Фомм боялся, но в то же время ощущал нечто вроде безрассудной отваги. Положив руку на лучемет, он произнес голосом, показавшимся странным ему самому: «Я успею перестрелять целую толпу гончаров, а тебя – в первую очередь. Я прилетел, чтобы забрать четверых ми-туунов, похищенных из Пенолпана. Вашим набегам пора положить конец. Мы можем вас жестоко наказать. Возникает впечатление, что ты этого не понимаешь».

Вождь заложил руки за спину, очевидно не впечатленный угрозой: «Вы умеете летать, как птицы, но птицы умеют только гадить на голову».

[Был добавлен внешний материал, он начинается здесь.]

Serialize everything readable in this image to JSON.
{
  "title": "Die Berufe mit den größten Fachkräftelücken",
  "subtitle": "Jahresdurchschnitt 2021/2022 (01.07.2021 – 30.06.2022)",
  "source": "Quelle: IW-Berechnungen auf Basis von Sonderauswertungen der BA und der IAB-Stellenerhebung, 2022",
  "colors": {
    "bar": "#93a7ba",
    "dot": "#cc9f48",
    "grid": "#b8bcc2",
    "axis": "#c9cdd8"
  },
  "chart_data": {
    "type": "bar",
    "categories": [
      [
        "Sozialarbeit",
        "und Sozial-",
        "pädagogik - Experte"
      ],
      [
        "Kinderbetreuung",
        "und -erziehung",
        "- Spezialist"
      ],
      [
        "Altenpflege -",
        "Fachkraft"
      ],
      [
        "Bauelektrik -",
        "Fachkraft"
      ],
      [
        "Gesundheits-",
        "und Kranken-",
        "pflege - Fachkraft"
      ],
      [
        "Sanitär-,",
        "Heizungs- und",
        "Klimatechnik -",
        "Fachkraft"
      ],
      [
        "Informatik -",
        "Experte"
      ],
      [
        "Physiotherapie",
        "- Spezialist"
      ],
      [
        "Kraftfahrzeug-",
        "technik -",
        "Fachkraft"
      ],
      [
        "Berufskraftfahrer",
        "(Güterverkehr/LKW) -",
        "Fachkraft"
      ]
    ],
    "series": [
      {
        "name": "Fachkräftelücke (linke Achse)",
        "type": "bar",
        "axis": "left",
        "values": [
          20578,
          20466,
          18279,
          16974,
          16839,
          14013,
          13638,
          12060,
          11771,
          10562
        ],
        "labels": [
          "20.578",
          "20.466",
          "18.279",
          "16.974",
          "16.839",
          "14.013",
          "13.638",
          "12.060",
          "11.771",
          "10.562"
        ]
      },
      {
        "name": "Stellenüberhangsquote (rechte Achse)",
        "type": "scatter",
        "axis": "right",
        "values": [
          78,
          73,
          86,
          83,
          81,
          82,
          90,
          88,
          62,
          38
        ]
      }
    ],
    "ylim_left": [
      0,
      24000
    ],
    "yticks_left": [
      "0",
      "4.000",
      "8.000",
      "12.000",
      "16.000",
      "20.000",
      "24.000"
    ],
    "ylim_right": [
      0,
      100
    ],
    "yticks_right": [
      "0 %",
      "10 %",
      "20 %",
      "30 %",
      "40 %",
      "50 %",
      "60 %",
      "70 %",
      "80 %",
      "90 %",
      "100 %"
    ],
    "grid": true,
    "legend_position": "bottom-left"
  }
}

Фомм вынул из кобуры гамма-лучемет и направил его на валун, лежавший на склоне метрах в четырехстах от площади: «Взгляни на этот камень!» Гранитный валун разнесло взрывом на мелкие осколки.

Вождь отшатнулся, поднял брови: «Поистине, тебе подчиняются неведомые силы! Но… – он указал кивком на кольцо уже окруживших Фомма гончаров в бурнусах, – мы успеем тебя убить прежде, чем ты причинишь непоправимый ущерб. Мы, гончары, не боимся смерти. Смерть – всего лишь вечное блаженное размышление в просветленной глубине стекла».